NEW YORK (Reuters Health) - The findings from a clinical trial indicate that psychoanalytic therapy can be particularly effective for people suffering from panic disorder. Relaxation training is also helpful but it has a lower success rate.
Panic disorder is marked by repeated “attacks” of intense fear or anxiousness that come out of nowhere, with physical symptoms such as chest pain, dizziness and shortness of breath. The disorder often goes hand-in-hand with agoraphobia, a fear of being trapped in situations that are out of one’s control; people with the condition typically avoid public places and crowds.
Dr. Barbara Milrod of Weill Medical College of Cornell University, New York, and colleagues randomly assigned 49 adults with panic disorder to receive panic-focused psychodynamic psychotherapy or less specific relaxation training.
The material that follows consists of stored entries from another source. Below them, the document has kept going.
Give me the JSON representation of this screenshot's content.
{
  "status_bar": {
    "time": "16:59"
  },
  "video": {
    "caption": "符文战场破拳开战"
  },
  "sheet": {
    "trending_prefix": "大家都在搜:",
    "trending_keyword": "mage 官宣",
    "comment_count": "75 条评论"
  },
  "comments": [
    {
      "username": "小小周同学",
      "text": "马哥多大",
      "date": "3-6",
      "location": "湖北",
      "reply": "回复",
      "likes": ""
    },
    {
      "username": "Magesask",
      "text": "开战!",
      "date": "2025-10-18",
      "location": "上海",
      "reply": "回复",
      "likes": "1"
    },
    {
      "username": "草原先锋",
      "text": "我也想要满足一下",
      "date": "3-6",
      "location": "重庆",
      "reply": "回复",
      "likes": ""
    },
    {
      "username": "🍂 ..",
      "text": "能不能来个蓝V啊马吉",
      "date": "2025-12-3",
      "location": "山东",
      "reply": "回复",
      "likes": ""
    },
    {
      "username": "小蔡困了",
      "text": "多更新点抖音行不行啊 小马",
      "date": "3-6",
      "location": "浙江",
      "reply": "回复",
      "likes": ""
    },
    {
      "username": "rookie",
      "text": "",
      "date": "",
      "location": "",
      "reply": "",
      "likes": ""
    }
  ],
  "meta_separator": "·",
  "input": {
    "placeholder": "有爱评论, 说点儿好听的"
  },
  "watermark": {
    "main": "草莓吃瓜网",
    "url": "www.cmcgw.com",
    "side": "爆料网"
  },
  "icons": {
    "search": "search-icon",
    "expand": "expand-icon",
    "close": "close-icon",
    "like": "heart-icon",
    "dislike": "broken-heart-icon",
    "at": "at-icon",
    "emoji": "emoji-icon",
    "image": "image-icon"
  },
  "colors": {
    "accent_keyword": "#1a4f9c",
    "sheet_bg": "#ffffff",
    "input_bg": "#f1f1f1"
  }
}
The participants underwent twice-weekly sessions for 12 weeks.
At the end of treatment, independent evaluators found the psychotherapy group to have a significantly greater reduction in the severity of panic symptoms than did the relaxation group.
Using one standard assessment scale, the response rate at the end of treatment was 73 percent in the psychotherapy group compared with 39 percent in the relaxation group, the investigators report in the American Journal of Psychiatry
There were similar findings for psychosocial functioning.
“This study demonstrated the efficacy of a brief psychoanalytic psychotherapy for panic disorder with or without agoraphobia,” Milrod told Reuters Health.
With increasing concerns about side effects from medications commonly for panic disorder, “it is good news that patients can choose from more than one time-limited psychotherapy for treatment of panic,” she added.